While Tom Nugent, Jack Dalley, Fitz and Tommy the Rag headed for the Gulf, the rest of the Thirteen struck camp and rode the track in a north-westerly direction, towards the Katherine. With the stockboys droving a plant of near forty horses they moved slowly, often with the Overland Telegraph Line in sight, six or eight miles from breakfast to dinner camp, then the same again in the afternoon, depending on distractions along the way.
After a couple of days there was no longer any difference between the South Australian mob and the Queenslanders. They were all mates now. They shared a sense of fun, and a love of the bush and its dangers.

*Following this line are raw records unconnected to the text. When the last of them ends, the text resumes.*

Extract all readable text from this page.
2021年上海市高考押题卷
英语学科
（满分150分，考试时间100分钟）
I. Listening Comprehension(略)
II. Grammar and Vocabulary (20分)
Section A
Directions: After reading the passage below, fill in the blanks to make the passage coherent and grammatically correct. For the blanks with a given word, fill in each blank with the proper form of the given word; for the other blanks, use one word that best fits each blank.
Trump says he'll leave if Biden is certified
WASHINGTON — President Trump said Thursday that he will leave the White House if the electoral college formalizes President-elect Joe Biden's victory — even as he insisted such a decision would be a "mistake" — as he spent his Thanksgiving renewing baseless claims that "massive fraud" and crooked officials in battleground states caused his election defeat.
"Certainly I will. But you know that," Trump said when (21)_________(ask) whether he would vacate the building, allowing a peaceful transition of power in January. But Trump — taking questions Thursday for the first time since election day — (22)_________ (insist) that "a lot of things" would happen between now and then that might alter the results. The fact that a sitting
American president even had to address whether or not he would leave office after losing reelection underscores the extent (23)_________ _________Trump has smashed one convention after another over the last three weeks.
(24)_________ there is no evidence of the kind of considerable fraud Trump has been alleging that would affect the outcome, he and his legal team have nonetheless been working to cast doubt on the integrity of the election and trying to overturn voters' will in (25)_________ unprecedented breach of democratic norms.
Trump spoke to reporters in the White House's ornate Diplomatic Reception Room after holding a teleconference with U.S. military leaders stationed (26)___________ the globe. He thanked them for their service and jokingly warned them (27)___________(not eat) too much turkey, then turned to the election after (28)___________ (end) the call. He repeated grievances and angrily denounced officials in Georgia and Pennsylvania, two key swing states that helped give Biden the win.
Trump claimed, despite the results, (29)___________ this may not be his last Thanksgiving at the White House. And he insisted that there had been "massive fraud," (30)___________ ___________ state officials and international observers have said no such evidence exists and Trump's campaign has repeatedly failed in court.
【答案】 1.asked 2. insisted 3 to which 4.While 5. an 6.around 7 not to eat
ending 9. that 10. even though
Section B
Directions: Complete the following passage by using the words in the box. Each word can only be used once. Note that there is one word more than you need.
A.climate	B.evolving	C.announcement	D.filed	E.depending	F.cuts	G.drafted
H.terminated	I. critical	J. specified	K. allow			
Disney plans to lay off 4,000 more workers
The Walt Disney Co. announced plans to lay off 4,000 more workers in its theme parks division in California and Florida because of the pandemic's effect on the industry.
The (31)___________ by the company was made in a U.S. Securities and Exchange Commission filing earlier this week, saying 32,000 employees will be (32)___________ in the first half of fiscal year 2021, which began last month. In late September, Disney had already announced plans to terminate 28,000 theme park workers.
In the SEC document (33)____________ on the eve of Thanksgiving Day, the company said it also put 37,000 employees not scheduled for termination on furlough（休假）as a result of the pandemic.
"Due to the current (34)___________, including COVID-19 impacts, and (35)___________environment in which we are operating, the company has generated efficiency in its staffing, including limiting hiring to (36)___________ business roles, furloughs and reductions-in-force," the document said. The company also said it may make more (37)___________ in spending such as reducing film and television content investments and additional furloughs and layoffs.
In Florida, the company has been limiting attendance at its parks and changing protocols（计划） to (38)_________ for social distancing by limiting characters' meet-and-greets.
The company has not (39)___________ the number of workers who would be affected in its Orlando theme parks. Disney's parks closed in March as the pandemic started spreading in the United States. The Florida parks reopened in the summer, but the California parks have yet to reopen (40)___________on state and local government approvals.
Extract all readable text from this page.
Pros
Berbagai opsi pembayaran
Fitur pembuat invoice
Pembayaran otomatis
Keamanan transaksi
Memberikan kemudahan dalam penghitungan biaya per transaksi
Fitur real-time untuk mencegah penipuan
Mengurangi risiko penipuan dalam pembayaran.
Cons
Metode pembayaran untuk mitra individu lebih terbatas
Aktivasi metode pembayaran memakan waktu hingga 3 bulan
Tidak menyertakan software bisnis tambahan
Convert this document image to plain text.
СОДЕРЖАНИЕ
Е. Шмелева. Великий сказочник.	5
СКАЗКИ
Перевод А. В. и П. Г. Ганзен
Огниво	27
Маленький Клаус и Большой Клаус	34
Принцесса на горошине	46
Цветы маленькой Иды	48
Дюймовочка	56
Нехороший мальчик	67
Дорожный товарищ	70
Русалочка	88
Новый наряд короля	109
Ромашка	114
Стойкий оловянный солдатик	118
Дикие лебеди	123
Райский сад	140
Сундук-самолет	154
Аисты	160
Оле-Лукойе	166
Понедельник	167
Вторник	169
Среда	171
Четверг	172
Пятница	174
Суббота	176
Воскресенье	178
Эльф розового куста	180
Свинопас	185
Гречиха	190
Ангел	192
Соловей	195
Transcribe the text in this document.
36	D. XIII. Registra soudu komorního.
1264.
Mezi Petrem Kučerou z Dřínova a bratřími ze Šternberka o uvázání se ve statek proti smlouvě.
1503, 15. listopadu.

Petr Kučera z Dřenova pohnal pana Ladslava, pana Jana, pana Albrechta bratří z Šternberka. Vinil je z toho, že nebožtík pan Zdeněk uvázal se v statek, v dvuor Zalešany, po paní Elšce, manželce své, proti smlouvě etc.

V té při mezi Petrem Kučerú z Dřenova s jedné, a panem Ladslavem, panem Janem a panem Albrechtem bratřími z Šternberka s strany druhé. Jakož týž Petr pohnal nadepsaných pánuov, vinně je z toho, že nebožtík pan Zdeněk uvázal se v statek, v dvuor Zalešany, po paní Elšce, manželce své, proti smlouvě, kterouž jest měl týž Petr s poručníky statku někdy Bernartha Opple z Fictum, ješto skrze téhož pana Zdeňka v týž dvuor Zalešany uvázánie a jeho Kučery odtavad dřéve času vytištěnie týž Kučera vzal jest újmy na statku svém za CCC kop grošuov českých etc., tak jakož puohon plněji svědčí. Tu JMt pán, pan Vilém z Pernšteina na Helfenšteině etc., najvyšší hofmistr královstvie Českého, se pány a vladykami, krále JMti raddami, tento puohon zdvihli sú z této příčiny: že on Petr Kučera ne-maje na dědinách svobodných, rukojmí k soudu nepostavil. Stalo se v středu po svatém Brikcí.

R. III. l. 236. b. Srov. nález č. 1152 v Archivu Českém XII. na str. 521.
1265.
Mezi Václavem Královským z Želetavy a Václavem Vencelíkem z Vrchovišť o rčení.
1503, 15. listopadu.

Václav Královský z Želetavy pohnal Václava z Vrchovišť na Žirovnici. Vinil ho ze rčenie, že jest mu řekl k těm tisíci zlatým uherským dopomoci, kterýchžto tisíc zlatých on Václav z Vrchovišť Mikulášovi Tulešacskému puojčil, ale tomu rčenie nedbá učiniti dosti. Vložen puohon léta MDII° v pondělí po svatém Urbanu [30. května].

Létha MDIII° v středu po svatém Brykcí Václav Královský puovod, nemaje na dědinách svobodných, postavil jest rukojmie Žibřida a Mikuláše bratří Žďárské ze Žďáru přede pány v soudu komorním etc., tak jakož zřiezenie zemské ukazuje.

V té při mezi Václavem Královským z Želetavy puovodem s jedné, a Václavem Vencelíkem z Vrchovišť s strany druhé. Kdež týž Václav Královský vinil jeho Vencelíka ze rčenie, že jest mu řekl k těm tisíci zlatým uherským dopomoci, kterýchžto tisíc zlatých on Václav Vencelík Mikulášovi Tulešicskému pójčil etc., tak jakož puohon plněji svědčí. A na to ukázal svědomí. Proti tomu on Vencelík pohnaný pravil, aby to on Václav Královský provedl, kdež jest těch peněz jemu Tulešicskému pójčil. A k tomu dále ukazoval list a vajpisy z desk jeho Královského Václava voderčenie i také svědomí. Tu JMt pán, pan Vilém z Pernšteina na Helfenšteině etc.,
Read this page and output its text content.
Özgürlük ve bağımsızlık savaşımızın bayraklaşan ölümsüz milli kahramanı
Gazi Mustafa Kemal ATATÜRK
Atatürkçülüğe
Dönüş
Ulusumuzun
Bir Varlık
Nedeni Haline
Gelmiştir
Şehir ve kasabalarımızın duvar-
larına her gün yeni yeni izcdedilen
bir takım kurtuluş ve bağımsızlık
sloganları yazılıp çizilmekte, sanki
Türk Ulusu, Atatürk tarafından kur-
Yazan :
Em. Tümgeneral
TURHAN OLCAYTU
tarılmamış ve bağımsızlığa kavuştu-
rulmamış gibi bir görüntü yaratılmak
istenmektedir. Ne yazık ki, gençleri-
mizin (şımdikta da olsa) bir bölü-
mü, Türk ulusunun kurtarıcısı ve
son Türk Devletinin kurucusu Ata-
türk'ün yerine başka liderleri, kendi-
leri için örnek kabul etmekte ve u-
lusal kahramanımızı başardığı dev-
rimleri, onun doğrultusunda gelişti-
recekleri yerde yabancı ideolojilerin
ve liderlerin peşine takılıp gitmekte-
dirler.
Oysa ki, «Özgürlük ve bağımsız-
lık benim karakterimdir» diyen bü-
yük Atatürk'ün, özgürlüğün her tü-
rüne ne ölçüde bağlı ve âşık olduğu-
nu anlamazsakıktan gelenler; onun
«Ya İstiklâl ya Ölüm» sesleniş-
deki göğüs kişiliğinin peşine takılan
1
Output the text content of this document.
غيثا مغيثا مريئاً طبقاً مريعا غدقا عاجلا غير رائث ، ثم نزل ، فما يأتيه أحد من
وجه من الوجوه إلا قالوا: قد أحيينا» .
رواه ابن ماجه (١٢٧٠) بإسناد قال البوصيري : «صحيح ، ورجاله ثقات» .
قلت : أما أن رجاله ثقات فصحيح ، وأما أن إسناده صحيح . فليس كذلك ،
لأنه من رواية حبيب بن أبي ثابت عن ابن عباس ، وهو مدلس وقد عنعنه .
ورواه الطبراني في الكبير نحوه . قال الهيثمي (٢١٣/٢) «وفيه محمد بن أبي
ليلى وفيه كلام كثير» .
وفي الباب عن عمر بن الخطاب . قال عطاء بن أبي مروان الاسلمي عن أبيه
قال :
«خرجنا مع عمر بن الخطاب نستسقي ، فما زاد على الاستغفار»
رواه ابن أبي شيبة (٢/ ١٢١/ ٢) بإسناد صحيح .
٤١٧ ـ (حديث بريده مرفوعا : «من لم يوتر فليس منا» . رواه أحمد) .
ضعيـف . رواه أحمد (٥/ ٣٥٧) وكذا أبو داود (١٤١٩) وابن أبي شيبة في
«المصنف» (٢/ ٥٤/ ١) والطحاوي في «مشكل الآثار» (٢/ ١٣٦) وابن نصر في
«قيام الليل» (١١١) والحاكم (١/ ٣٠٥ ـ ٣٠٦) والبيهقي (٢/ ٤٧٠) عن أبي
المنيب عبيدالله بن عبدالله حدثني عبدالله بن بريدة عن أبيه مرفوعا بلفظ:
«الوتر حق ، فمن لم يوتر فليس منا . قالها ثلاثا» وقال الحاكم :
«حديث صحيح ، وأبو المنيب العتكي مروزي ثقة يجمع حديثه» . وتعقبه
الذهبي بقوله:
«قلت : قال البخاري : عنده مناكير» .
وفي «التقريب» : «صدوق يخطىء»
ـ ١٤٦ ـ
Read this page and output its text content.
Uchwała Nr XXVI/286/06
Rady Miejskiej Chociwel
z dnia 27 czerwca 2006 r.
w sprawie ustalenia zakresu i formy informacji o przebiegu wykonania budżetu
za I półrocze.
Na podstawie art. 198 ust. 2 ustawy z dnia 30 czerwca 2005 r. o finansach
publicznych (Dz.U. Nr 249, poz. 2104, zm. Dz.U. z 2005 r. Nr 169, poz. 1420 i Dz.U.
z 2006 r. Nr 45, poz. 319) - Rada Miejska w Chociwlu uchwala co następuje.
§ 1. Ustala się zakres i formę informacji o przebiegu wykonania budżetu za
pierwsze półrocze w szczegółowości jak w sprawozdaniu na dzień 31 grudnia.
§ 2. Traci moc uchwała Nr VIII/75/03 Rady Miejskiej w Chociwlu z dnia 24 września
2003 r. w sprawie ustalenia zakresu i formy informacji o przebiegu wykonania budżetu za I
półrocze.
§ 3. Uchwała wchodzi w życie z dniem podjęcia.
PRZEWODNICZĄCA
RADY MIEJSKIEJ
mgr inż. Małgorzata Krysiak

One morning, New England Jack tried to slip on his right boot. Finding the task difficult, he looked inside to find that a brown snake had taken up residence where his foot was supposed to go. With a shout of surprise Jack threw the boot underhand, watching it spin into the air. The surprised reptile extracted itself, fell to the ground, and slithered under Sandy Myrtle’s swag. Sandy, who was sitting on it at the time, did not appreciate the visitor.
The incident brought on a spate of raucous laughter, jokes, and even a line of verse or two. Before an hour or two had passed, however, the agile minds of the bushmen had moved on to other topics. There was always something new on the track up to Katherine; bucking horses, a ‘dropped’ bullock that ‘accidentally’ ran into a .577 Snider bullet, and best of all, Larrikin’s attempts to cover his mare with Wonoka Jack’s stallion.
The poor animal had gotten the shit kicked out of him by the stubbornly resistant mare the first few times the act had been attempted. These eagerly anticipated ‘breedin’ sessions,’ saw the gang fetching drinks and laying bets before watching the poor stallion, his dark penis hanging erect, finish up with a couple of hoof prints across his face. That wasn’t the worst of it, for Sandy Myrtle’s huge mount, Jonathan James, was also taking an interest. Several times he interrupted proceedings, keen to fight for the right to cover the mare.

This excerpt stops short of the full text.